自分に好意的じゃない人たち、自分を嫌いな人たちの心を揺さぶることのできる言葉、フレーズ、そしてストーリーを見つけ出すのは、簡単なことではありません。
まずは、その人たちがなぜ自分のことを嫌いなのかを、知る必要があります。
どんな立場の人で、どんな経験をしてきて、どんな背景のなかでどのような考え方を持つようになったのかを、可能な限り想像してみる。
もちろん、これらを想像する力は一朝一夕で身につくものではありません。
大好きな劇作家であり、演出家、そして『学校ってなんだ! 日本の教育はなぜ息苦しいのか』(講談社現代新書)という対談本の制作を僕に呼びかけ、一緒につくってくれた鴻上尚史さんは、仕事柄当然のことかもしれませんが、このことに非常に長けています。
鴻上さんはこのような力のことを「エンパシー」と言うと、教えてくれました。日本語で言い換えると「共感する力」です。
「自分が人にされて嫌なことを人にするな」と言います。でも、世界は文化も価値観も違うので、自分がされて嫌なことが相手にとって嫌なことだとは限らないし、自分がしてほしいことが相手もしてほしいことだとは限らない。
そこで鴻上さんは、多様性の社会、ダイバーシティの社会で生きていくためには、自分発で考えるのでなく、相手の立場で考える力こそが大切だと言います。
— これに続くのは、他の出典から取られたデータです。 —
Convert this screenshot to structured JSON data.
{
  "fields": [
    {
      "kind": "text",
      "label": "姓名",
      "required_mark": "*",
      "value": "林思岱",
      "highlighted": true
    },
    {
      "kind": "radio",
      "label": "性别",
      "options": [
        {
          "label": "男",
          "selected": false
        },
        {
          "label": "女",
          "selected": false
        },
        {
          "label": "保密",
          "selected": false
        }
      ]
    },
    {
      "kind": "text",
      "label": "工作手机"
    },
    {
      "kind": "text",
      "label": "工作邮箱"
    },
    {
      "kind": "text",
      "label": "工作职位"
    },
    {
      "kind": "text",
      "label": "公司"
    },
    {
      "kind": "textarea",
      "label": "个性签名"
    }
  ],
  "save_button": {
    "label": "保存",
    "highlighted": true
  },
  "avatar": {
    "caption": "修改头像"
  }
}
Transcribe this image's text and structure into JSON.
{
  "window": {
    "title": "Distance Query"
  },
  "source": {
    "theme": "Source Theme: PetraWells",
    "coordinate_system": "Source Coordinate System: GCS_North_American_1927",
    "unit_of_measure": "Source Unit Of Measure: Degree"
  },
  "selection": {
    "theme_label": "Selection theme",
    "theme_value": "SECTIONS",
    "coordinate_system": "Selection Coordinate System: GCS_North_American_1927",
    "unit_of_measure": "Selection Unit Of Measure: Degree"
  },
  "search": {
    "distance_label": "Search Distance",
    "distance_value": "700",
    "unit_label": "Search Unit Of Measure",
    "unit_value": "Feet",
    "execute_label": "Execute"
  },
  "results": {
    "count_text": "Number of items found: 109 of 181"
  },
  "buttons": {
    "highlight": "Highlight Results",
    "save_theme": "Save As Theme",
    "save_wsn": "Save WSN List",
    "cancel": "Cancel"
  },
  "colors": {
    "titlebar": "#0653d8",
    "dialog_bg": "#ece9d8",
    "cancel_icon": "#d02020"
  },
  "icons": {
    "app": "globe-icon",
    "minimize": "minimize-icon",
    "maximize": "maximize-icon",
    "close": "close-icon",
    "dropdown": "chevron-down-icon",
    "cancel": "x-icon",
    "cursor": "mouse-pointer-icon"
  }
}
エンパシーの獲得です。
僕もまったく同感です。そして、優れたリーダーになるためには、これこそが最も大切な力だと僕は思います。
この能力を高めていくことができれば、心を揺さぶる言葉は自ずと見つかります。
言葉の「順番」で相手の印象はガラっと変わる
2つ目のポイントは、「言葉の配列」です。
どれだけ素敵な言葉を選んでも、どのタイミングでそれを話すかで、相手の受け止め方は変わります。
スピーチの場合、その会場にいる、あなたに対してまったく興味のない人、もしくはあなたのことをよく思っていない人にあなたの言葉を届けるために、とくに大事なのが、はじめの5分です。
なぜなら、はじめの時点で心が離れてしまっては、その後のスピーチでどんなに素敵な言葉を用意しても、もう聞く耳を持っていない可能性があるからです。
日常生活の出来事のなかから、簡単な例を挙げましょう。
みなさんが友達と交わした約束を破ったとします。約束を破らざるをえなかった事情があったとしても、これからもよい友達でいたいなら、そのことに対してちゃんと謝らないといけません。
そのときに、まず言うべきことは何でしょう。
わかりますね。謝罪の言葉です。「約束を破ってごめんなさい」「迷惑をかけてごめんなさい」「不快な思いをさせてごめんなさい」と、まずはしっかり謝る。そのあとに「実はこういう理由で行けなかった。悪気はなかった」と説明をすればいいのです。
でもこのようなときに、約束を破った理由の説明から入る人がいます。自分は悪くなかったということを、一生懸命アピールするのです。
そのようなことをされても、おそらくその友達は「なんだ、言い訳ばっかりして」と思うだけでしょう。そのあとに「ごめんなさい」という謝罪の言葉を聞いても、「どうせ本心じゃないんだろう。どうせまたやるんだろう」と受け取るだけかもしれません。
第6回[人を生かす技術]で紹介した、しずかちゃんのアサーティブ・コミュニケーションの例も、まさに言葉の順番の話でした。
最終的に伝えたいのは「お稽古ごとがあるからプールに行けない」ということですが、それをいきなり言わず、相手の提案をほめる言葉をあえて最初に入れる。それによって相手が気分を害することを回避したわけですね。
このように、謝罪の言葉と事情説明の順番を入れ替えるだけで、同じ言葉を使っても相手の受ける印象はまったく変わります。
言葉の順番というものは、微妙な違いに見えても、それくらい大きな影響を与えるものなのです。